A Different Role for the European Institutions
A core problem of the German Lisbon Judgment is the assumption that democracy is the prerogative of the nation-state. The European Parliament, in particular, was first denounced as an unrepresentative assembly by the German Constitutional Court and later undermined in its real-world function by a decision of the Court, which abolished the 5 % entry hurdle which effectively allows fringe parties to enter the European Parliament. A reference to the European Court of Justice would present an important counterpoint. It would signal a new trust towards the supranational institutions without which reform projects are bound to fail. Moves towards fiscal union will not be sustainable, if political and legal discourse within Germany continues to be focused almost exclusively upon national law and institutions. That is why the reference matters.
More attention for EU institutions is a necessary but no sufficient condition for changing the orientation of the crisis. The European Court of Justice, the European Parliament and the European Commission will have to demonstrate that they are in a position to assume responsibility. I am personally optimistic insofar as the CJEU’s response to the Irish Pringle case and a future reference from Karlsruhe are concerned. Recent activities by the European Commission are, unfortunately, less promising. In its much-touted State-of-the-Union address, presented on the very same morning as the German Constitutional Court delivered its latest verdict, President Barroso did not set out a precise vision for the future. The idea to address the democratic deficit through a new statue for European political parties is naive, at best. Political leadership looks different.
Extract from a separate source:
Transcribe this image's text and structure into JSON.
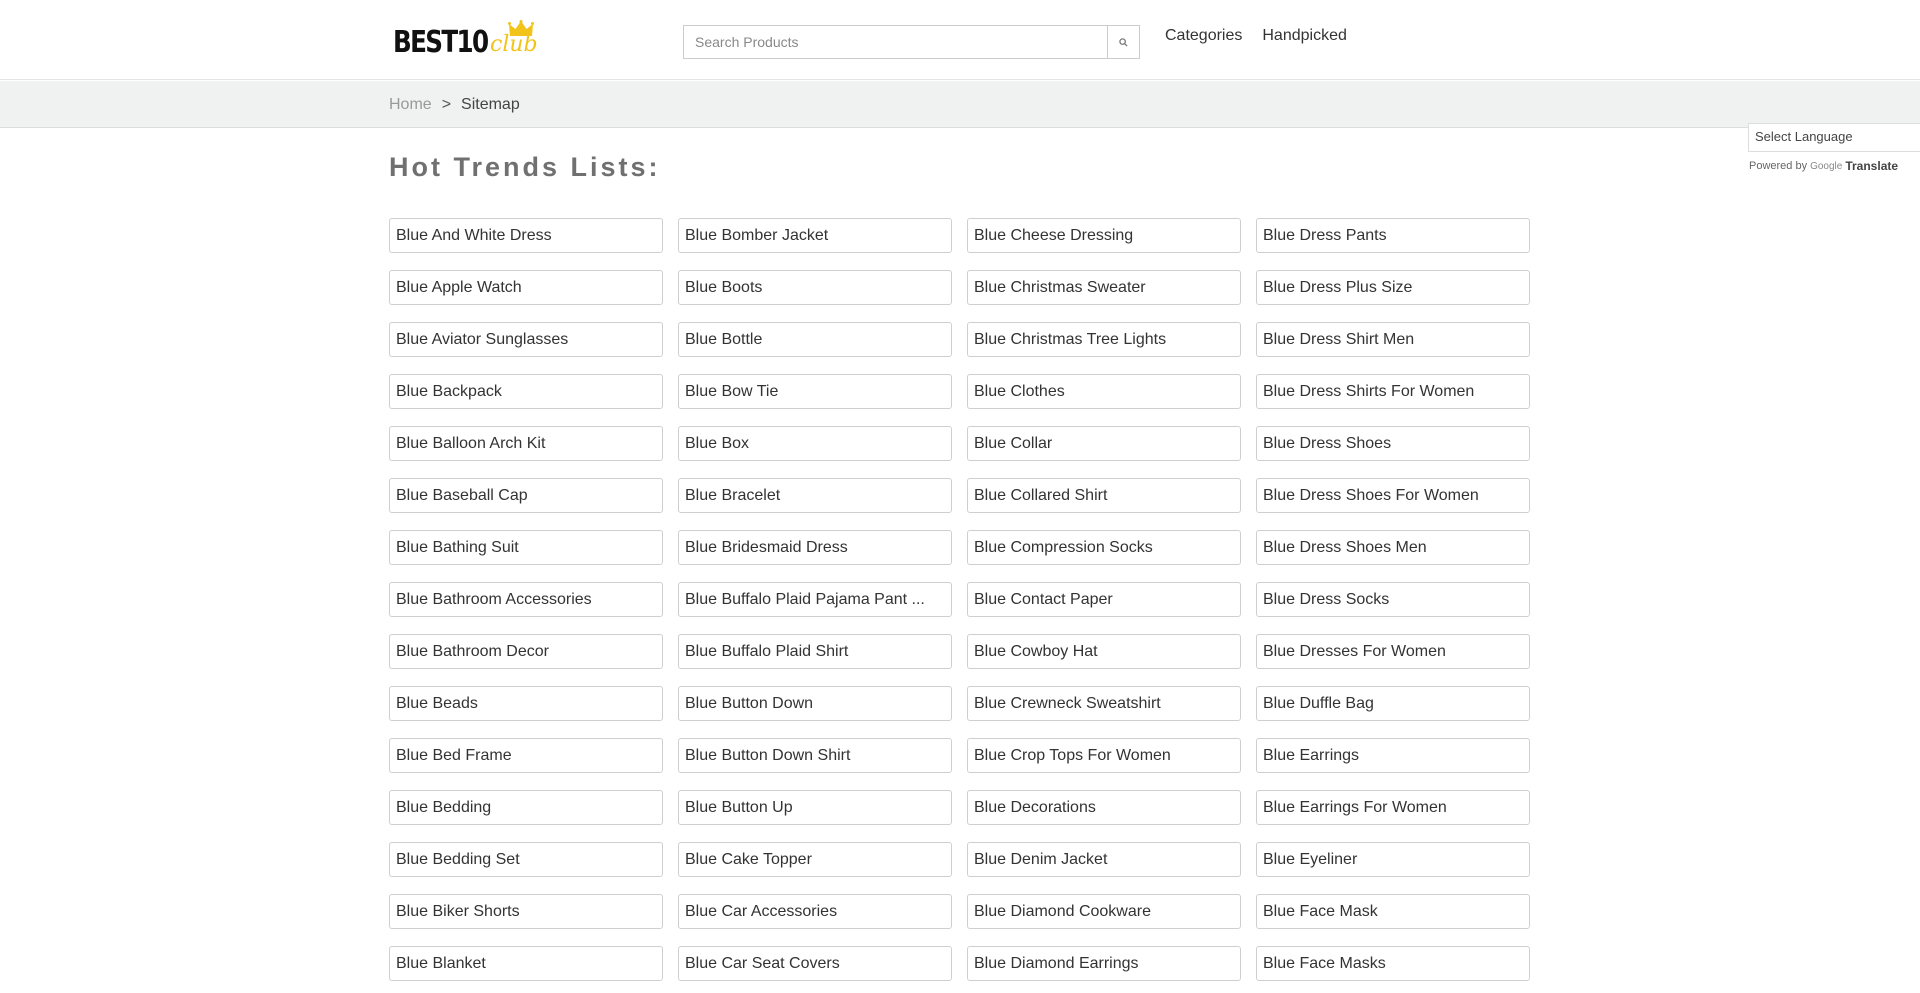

Extensive media coverage, both domestic and international, of the German Constitutional Court judgments and parliamentary votes show that the fortification of domestic institutions by means of constitutional interpretation has an impact upon everyday political practices which bring about the discursive strengthening of national identity. Such support for domestic institutions and national identity may have been the core motivation underlying the Constitution Court’s judgments. But enough is enough. The time has come to rebalance the legal and the political debate on euro rescue operations. Return to sovereign nation-hood is an illusion, which some German constitutionalists and politicians may dream, but which will not happen. Life is no fairy tale – and Germany’s judicial sovereign is wiser than the emperor with his new clothes whose bluff a young boy had to call. The German Constitutional Court was intelligent enough to realise that it was about to get stuck in a dead end. It turned around and will soon pursue a different strategy. It will call upon the CJEU to assume responsibility for the rule of law in Europe. The continent will benefit, if this lays the basis for reinvigorated transnational discourse.